Andrea, for all her quips and her buoyant repartee with Margot, and interwoven spots of standup comedy courtesy of Schlesinger who has some biting and winningly articulate things to say about self-respect, female empowerment and taking a firm stand in the face of a male charm offensive, is a very real, grounded person.
Even in the most hilarious of scenes, you can see her humanity worn very much on her sleeve, her aching need to trust Dennis and believe the fairytale version of her life can be real coming to the fore even as the manic pace of jokes keeps up.
If you think it’s all just a bit hard to believe and that neither Andrea or Dennis are believable characters, this reviewer has personal experience via a very close friend that not only can people be this duplicitous but that wise, clever and insightful people can be fooled when their dreams of what could be cloud what actually is.

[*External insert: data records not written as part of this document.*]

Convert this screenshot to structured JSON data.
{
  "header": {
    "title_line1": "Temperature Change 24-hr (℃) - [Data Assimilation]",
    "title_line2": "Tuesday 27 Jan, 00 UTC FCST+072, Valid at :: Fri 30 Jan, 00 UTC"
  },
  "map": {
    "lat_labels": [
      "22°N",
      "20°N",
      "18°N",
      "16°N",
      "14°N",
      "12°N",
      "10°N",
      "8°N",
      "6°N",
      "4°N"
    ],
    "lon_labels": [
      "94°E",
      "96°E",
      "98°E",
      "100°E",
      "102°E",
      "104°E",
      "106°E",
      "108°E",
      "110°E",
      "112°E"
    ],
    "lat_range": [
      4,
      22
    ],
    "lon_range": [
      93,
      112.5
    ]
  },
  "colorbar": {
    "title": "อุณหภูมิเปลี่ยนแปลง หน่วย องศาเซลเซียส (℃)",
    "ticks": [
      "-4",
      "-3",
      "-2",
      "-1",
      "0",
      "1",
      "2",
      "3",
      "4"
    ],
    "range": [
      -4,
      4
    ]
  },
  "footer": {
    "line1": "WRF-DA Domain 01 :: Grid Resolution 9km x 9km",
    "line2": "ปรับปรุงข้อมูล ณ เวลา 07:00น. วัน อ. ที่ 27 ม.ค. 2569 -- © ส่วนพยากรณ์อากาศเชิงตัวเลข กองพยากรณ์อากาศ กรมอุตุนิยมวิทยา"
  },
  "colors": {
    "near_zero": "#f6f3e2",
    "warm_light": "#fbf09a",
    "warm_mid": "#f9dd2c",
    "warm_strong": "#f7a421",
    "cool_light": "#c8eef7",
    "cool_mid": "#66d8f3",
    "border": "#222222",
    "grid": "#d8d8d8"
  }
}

While Good on Paper is by no means a perfect romantic comedy, it is pretty damn good, balancing humour and serious intent to a winningly pleasing degree, enhanced by Schlesinger’s mostly snappy writing and her brilliant chemistry with Cho who is in superlative form as usual.
The only time the film really loses focus and almost goes completely off the rails, is in its final act when all the goodwill of Andrea’s often vulnerable, sometimes humorous journey is undone by a weirdly atonal attempt at some kind of monologue-filled resolution that comes across more strange than fulfilling.
Good on Paper is saved fortunately by a final scene which wraps things up quite perfectly and judicious placement of songs which accent the story quite nicely, and a general likeability which permeates what is often some unsettling storytelling.
It’s hard to get a film like this right but Schlesinger mostly manages it nicely, delivering a film which is both rom-com and not, and which primarily acts as a rallying cry to women everywhere to never sacrifice who they are and what they are capable of, especially when it comes to men whispering sweet nothings and the promise of happily ever after.